La pastasciutta era sempre quella, per far piacere a mio padre ma, il secondo variava a sufficienza.
Era un piacere mangiare e crescere.
Nei miei pomeriggi, da scolaro, pensavo a giocare. La cartella rimaneva nell’angolo dove la gettavo appena tornato da casa. Era una cartella in cuoio, con le due chiusure laterali a scatto e il manico sulla sommità. C’era spazio dentro per il sussidiario, il libro di lettura , l’astuccio per le penne, diario e quaderni. Il peso non è mai stato un problema. Di sicuro ricordo di averla trattata male.
Finito di giocare, ritornavo in cucina, riaprivo i libri e mi mettevo a “fare le lezioni”. Mi piaceva essere preparato il giorno successivo davanti alla maestra.
Non c’era, in quei pomeriggi, la tentazione della televisione. In casa non arrivavano i giornali, passavo molto tempo a leggere i libri per ragazzi che i miei mi regalavano.
Stavo seduto a leggere un po’ dovunque, per terra, sugli scalini mai nelle sedie.
I programmi tv cominciavano intorno alle diciassette con la “tv dei ragazzi”.
Tutto era permesso fino a Carosello, poi si andava a letto.
A metà pomeriggio, era consuetudine la merenda, di solito un panino divorato con rinnovato appetito.

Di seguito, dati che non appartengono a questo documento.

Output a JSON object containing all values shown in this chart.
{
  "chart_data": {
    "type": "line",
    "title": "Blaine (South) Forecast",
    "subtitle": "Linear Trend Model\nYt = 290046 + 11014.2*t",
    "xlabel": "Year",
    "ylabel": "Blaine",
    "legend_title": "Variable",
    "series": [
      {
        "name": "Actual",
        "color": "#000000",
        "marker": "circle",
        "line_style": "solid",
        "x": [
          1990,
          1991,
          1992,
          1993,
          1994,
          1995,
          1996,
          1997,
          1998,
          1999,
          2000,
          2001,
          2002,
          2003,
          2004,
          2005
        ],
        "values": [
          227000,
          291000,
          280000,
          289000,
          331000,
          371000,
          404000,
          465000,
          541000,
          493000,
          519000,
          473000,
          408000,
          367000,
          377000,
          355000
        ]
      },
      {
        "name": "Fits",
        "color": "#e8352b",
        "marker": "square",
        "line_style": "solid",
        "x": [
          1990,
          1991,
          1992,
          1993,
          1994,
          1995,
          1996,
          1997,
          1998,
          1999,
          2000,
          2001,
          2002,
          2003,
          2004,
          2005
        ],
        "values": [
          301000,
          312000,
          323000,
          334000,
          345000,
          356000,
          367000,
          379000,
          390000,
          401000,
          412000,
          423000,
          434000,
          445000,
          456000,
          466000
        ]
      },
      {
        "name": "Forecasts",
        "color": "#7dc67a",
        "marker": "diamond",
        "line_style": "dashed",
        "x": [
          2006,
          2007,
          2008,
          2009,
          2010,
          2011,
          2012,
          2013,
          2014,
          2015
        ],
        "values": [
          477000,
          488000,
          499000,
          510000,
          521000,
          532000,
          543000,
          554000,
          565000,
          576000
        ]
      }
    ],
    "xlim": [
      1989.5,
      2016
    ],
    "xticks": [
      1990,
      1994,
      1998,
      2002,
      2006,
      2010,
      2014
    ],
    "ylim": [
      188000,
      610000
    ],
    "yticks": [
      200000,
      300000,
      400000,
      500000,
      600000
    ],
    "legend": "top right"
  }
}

Di rado mia madre mi preparava “l’uovo sbattuto”, con zucchero e un goccio di crema marsala.
Lo divoravo intingendoci il pane o direttamente con il cucchiaino.
Crescendo, mia madre lo preparò sempre più raramente. Diceva che era “pesante”.
Ogni tanto ci penso e a dire la verità, lo riassaggerei.